Aku “Hidup” Buat Mereka Hidup

When you buy something from an independent artist, you are buying more than an object (or a video, or a book, or a story). You are buying hundreds of hours of experimentation and thousands of failures.

You are buying days, weeks, months, years of frustration and moments of pure joy.

You aren’t just buying a thing. You are buying a piece of heart, part of a soul, a private moment in someone’s life.

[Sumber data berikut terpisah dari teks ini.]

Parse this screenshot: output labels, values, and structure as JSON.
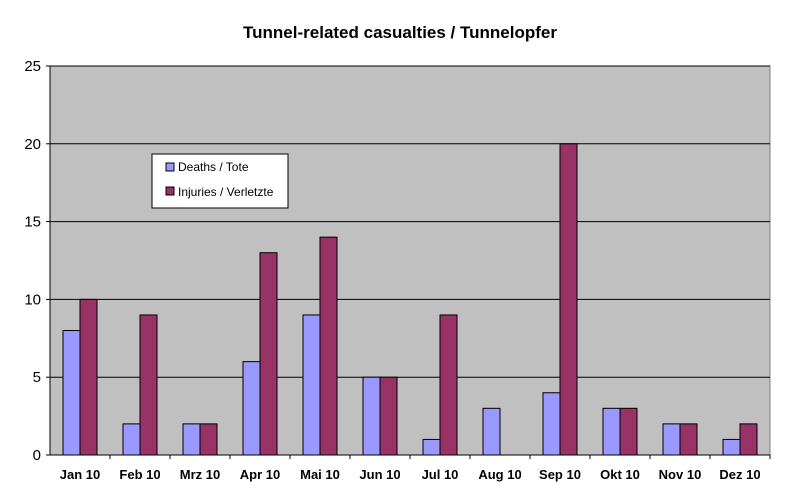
{
  "chart_data": {
    "type": "bar",
    "title": "Tunnel-related casualties / Tunnelopfer",
    "xlabel": "",
    "ylabel": "",
    "ylim": [
      0,
      25
    ],
    "yticks": [
      0,
      5,
      10,
      15,
      20,
      25
    ],
    "grid": true,
    "legend_position": "upper-left",
    "categories": [
      "Jan 10",
      "Feb 10",
      "Mrz 10",
      "Apr 10",
      "Mai 10",
      "Jun 10",
      "Jul 10",
      "Aug 10",
      "Sep 10",
      "Okt 10",
      "Nov 10",
      "Dez 10"
    ],
    "series": [
      {
        "name": "Deaths / Tote",
        "color": "#9999ff",
        "values": [
          8,
          2,
          2,
          6,
          9,
          5,
          1,
          3,
          4,
          3,
          2,
          1
        ]
      },
      {
        "name": "Injuries / Verletzte",
        "color": "#993366",
        "values": [
          10,
          9,
          2,
          13,
          14,
          5,
          9,
          0,
          20,
          3,
          2,
          2
        ]
      }
    ],
    "plot_background": "#c0c0c0"
  }
}
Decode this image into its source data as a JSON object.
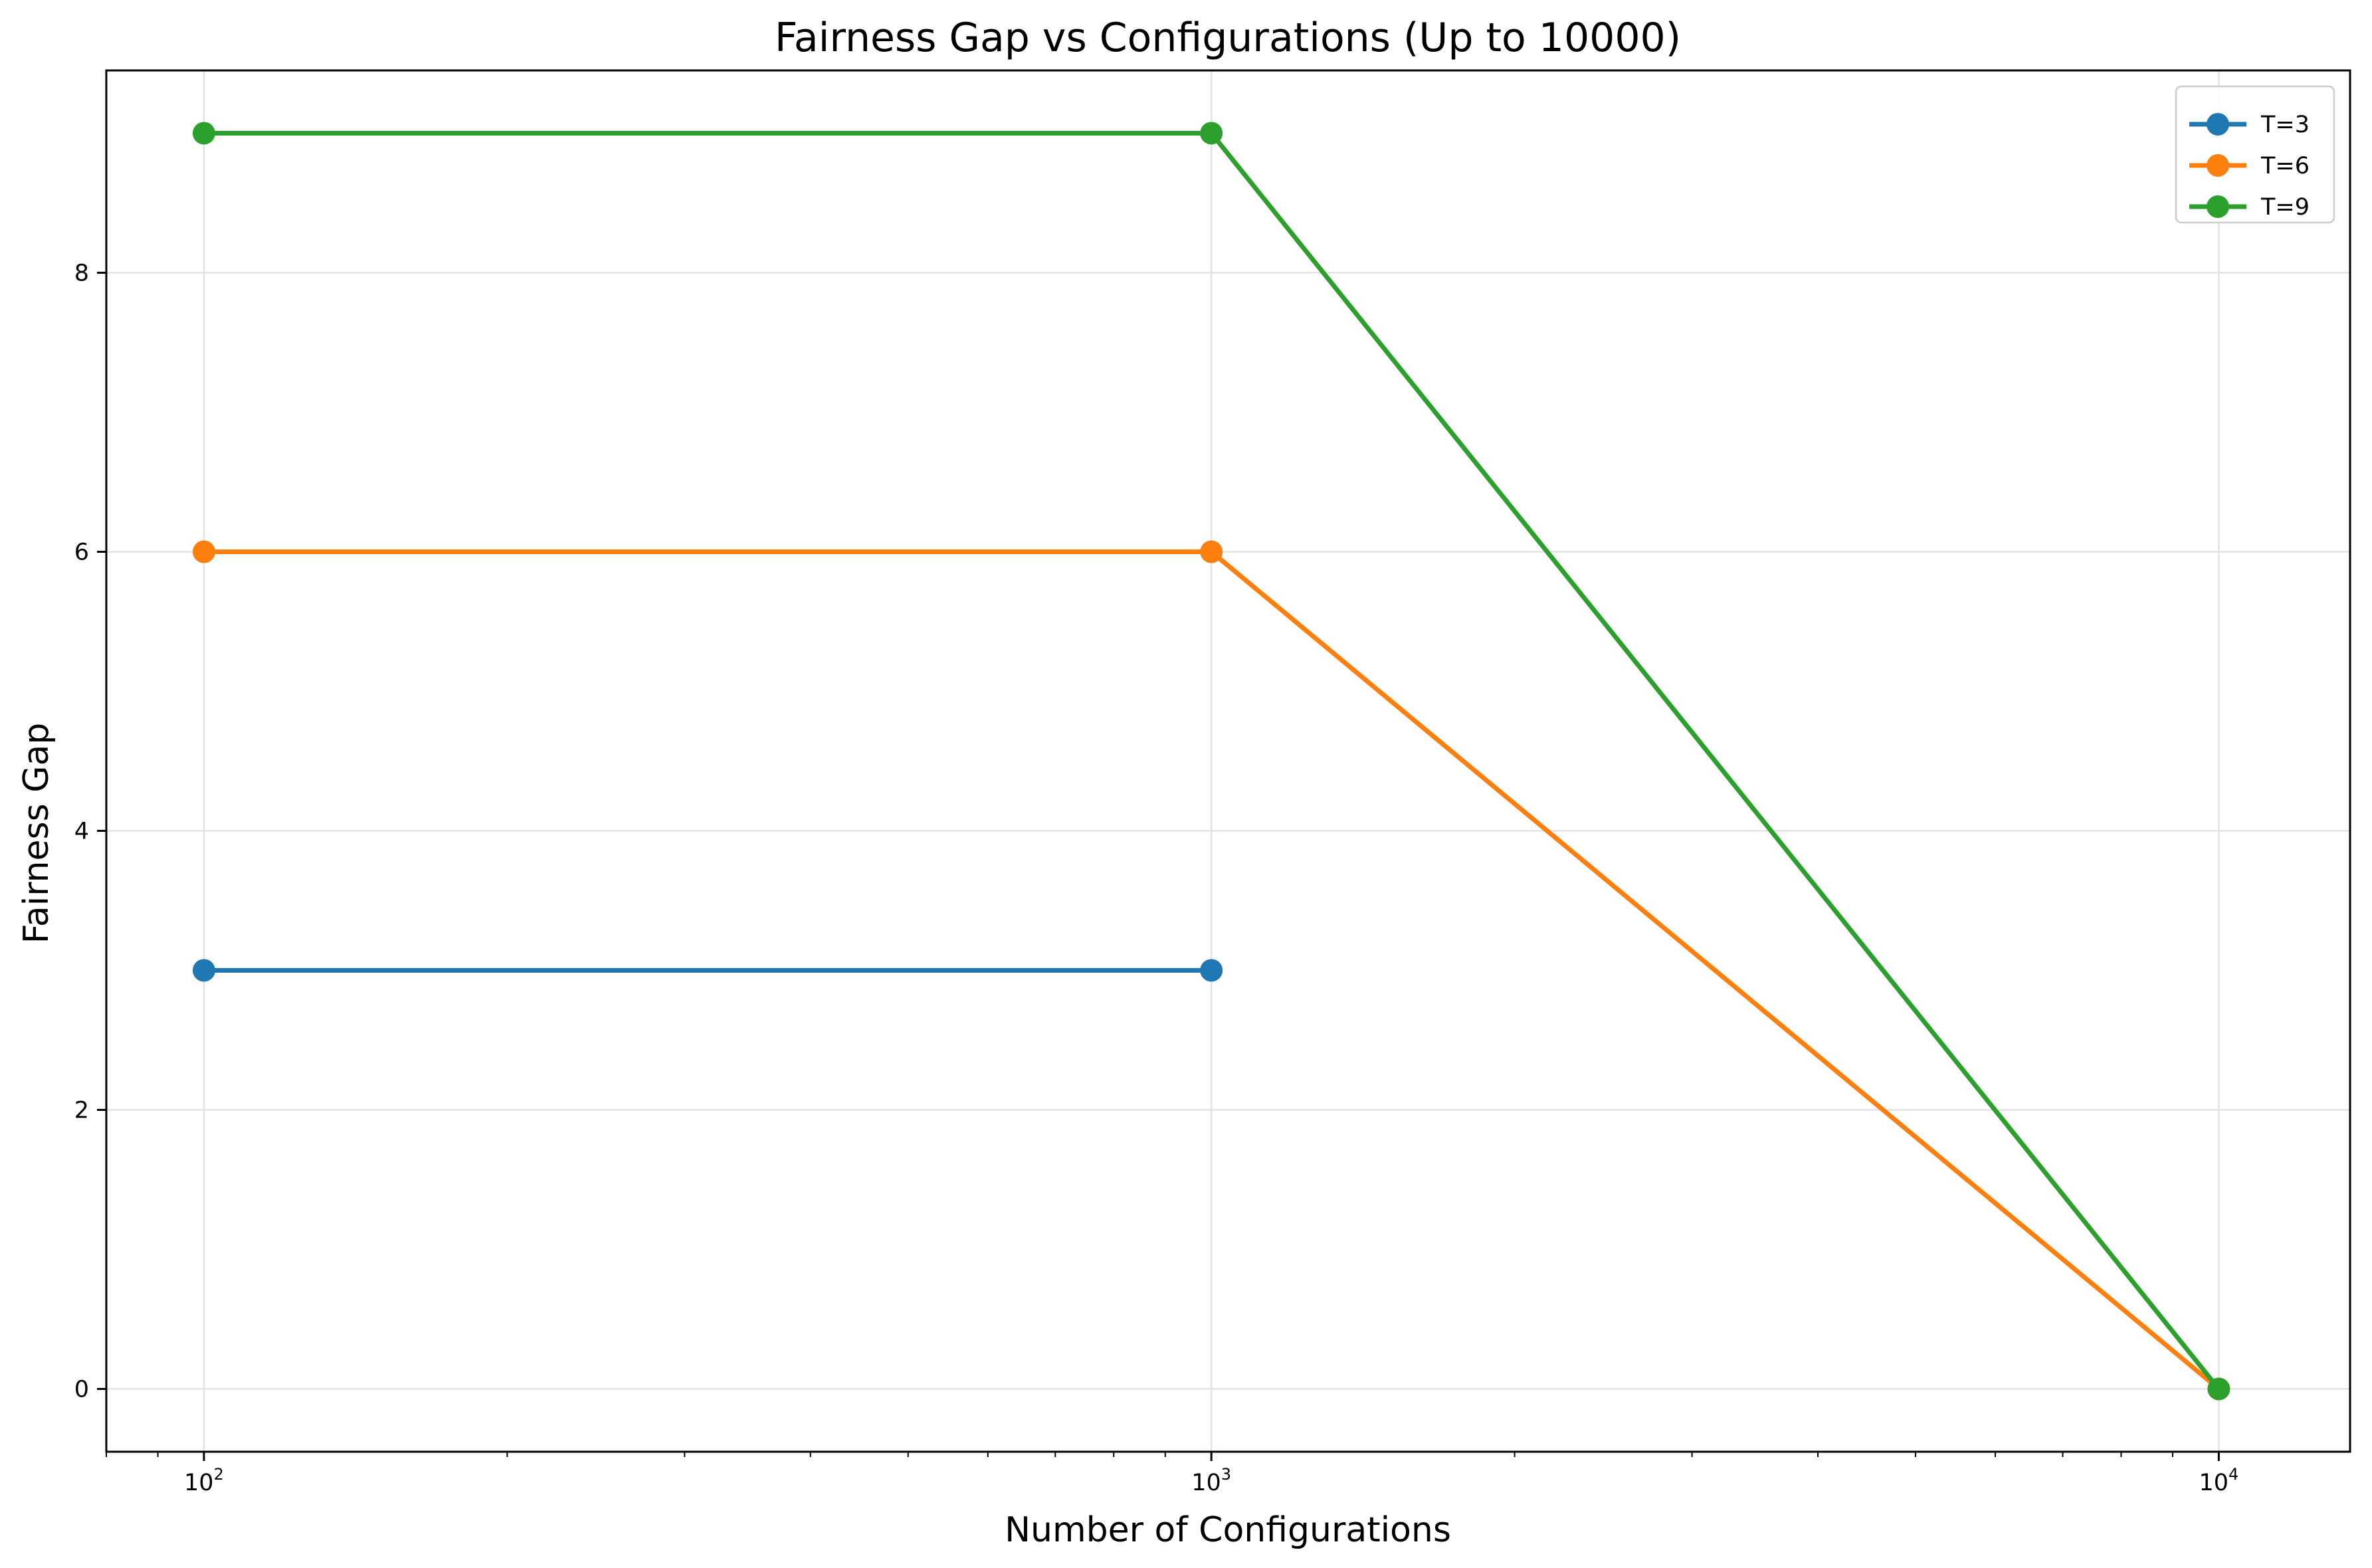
{
  "chart_data": {
    "type": "line",
    "title": "Fairness Gap vs Configurations (Up to 10000)",
    "xlabel": "Number of Configurations",
    "ylabel": "Fairness Gap",
    "x_scale": "log",
    "xlim": [
      80,
      13500
    ],
    "ylim": [
      -0.45,
      9.45
    ],
    "x_ticks": [
      {
        "value": 100,
        "base": "10",
        "exp": "2"
      },
      {
        "value": 1000,
        "base": "10",
        "exp": "3"
      },
      {
        "value": 10000,
        "base": "10",
        "exp": "4"
      }
    ],
    "y_ticks": [
      0,
      2,
      4,
      6,
      8
    ],
    "grid": true,
    "legend_position": "top-right",
    "series": [
      {
        "name": "T=3",
        "color": "#1f77b4",
        "x": [
          100,
          1000
        ],
        "y": [
          3,
          3
        ]
      },
      {
        "name": "T=6",
        "color": "#ff7f0e",
        "x": [
          100,
          1000,
          10000
        ],
        "y": [
          6,
          6,
          0
        ]
      },
      {
        "name": "T=9",
        "color": "#2ca02c",
        "x": [
          100,
          1000,
          10000
        ],
        "y": [
          9,
          9,
          0
        ]
      }
    ]
  }
}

Most importantly, you are buying that artist more time to do something they are truly passionate about; something that makes all of the above worth the fear and the doubt; something that puts the life into the living.


Rebekah Joy Plett

hand

Sebelum serius berbasah ria dengan pewarnaan kain teknik shibori, aku belajar membuat decoupage, namun aku merasa tidak telaten dengan kerajinan itu. Jadi setelah mengikuti workshop shibori, aku merasa klop dan berniat mengetahui tentang teknik-teknik shibori, aku semakin mengerti bahwa suatu pekerjaan seni itu butuh ketelatenan, kesabaran dan latihan terus menerus.

Untuk teknik mokume, aku mesti rela menjelujur semua pola yang aku buat dan menarik kuat-kuat setiap jelujuran yang sudah dibuat. Demikian juga untuk teknik yanagi yang unik, yang menghasilkan pola-pola garis seperti gurat pada batang pohon, kain mesti digulung kuat dengan tali dan ditarik kuat-kuat.

Selebihnya, di awal belajar shibori, aku yang ga sabaran ini, selalu ingin cepat-cepat membuka ikatan shibori saat sudah kering, tapi ternyata salah satu resep rahasianya agar tie-dye atau pewarnaan ini makin menyerap, mesti dikeringkan beberapa hari, tanpa sinar matahari untuk hasil yang lebih baik.

Belajar shibori juga mau belajar kotor atau belepotan karena walau sudah menggunakan sarung tangan, pasti ada aja sarung tangan yang “bocor halus” macam ban mobil aja, akibatnya ya seperti gambar di atas. Belum lagi setelah itu mesti siap membersihkan kamar mandi dan ember-ember serta peralatan dari sisa-sisa pewarna, yang saat ini masih menggunakan bahan kimia naptol dan procion.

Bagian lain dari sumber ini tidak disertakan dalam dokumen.